Setiap tahun, kebutuhan kentang terus meningkat. Sayang, sampai sekarang, produksi dari petani belum mampu memenuhi. Alhasil, kentang dari negeri sebrang pun terus datang.
Selidik punya selidik, ketidakmampuan itu lebih banyak diakibatkan oleh masih rendahnya produktifitas kentang yang ditanam petani. Hal itu terkait dengan ketersediaan benih bermutu yang sangat kurang. Bayangkan saja, benih berkualitas bagus hanya mampu disediakan para penangkar dan balai benih, tidak lebih 5% dari total kebutuhan benih nasional. Padahal sudah dibantu benih impor.

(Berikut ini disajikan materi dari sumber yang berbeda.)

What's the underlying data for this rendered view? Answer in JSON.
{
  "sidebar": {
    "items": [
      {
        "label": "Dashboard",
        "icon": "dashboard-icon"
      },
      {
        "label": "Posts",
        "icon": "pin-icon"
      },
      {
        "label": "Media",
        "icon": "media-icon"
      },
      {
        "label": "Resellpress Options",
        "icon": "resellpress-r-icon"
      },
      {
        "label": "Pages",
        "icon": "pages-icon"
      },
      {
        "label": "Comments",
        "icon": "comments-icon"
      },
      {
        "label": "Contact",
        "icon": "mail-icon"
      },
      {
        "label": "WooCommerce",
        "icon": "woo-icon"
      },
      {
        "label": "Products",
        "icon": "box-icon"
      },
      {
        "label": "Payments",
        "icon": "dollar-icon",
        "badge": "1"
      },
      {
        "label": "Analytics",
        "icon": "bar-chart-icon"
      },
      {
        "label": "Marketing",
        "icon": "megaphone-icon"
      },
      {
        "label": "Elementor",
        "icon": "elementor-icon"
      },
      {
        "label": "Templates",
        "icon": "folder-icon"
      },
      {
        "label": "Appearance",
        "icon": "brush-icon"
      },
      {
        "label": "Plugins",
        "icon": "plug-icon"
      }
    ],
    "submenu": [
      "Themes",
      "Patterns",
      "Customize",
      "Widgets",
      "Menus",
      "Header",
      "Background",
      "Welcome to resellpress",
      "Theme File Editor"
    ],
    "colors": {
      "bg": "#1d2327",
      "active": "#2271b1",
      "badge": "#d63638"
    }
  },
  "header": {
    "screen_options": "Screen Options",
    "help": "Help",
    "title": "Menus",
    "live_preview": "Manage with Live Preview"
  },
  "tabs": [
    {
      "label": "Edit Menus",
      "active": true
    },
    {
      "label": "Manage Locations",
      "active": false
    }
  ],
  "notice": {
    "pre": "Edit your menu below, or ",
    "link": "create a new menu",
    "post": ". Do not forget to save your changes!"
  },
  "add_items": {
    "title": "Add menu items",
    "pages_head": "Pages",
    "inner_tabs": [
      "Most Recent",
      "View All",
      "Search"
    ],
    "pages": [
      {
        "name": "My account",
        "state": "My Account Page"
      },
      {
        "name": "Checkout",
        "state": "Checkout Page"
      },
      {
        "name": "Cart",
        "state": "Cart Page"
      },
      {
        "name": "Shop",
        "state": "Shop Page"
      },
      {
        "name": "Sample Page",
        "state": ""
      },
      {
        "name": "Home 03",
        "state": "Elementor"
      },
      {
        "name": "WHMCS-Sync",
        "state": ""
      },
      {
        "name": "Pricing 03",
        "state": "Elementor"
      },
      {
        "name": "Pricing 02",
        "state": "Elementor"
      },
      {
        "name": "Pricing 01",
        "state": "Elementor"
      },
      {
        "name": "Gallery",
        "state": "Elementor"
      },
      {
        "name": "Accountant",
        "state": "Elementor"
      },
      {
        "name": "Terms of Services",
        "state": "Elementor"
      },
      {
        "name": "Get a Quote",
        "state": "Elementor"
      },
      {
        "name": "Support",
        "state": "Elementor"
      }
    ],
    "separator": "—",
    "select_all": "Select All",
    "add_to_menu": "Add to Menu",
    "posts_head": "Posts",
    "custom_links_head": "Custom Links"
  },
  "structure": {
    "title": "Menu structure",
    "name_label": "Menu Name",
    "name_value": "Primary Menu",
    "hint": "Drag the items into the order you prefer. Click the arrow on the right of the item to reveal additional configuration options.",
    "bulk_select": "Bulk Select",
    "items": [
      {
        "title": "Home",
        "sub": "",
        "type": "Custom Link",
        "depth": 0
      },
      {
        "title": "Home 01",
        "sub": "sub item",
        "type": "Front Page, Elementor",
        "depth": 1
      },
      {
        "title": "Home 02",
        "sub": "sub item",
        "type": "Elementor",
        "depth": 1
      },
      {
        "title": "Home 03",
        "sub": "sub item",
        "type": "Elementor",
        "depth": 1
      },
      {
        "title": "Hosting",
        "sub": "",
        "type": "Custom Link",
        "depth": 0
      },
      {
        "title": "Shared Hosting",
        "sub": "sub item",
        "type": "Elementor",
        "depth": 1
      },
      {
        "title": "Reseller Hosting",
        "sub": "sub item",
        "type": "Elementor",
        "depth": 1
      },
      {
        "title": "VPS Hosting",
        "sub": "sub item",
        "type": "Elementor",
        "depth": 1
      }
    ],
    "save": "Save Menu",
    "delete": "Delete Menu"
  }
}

Dalam kondisi keterbatasan benih unggul, akhirnya banyak pihak memanfaatkan untuk mengeruk keuntungan, dengan menjual benih palsu. Namanya juga palsu, alias asal-asalan, setelah ditanam, hasilnya jelek. Yang rugi, tentu petani.
Selain benih, petani juga kerap dihadang hama penyakit. Bahkan, belakangan ini, mereka dipusingkan oleh hama yang tergolong baru, bernama cacing emas. Walaupun hama ini sangat ganas dan belum ditemukan obat yang mujarab, petani tetap menanam kentang. Alasannya, lantaran terdesak kebutuhan hidup.
Dibalik itu, sesungguhnya, peluang pasar kentang konsumsi cukup menjanjikan. Adanya peningkatan permintaan merupakan dampak semakin berkembangnya pasar lokal dan ekspor.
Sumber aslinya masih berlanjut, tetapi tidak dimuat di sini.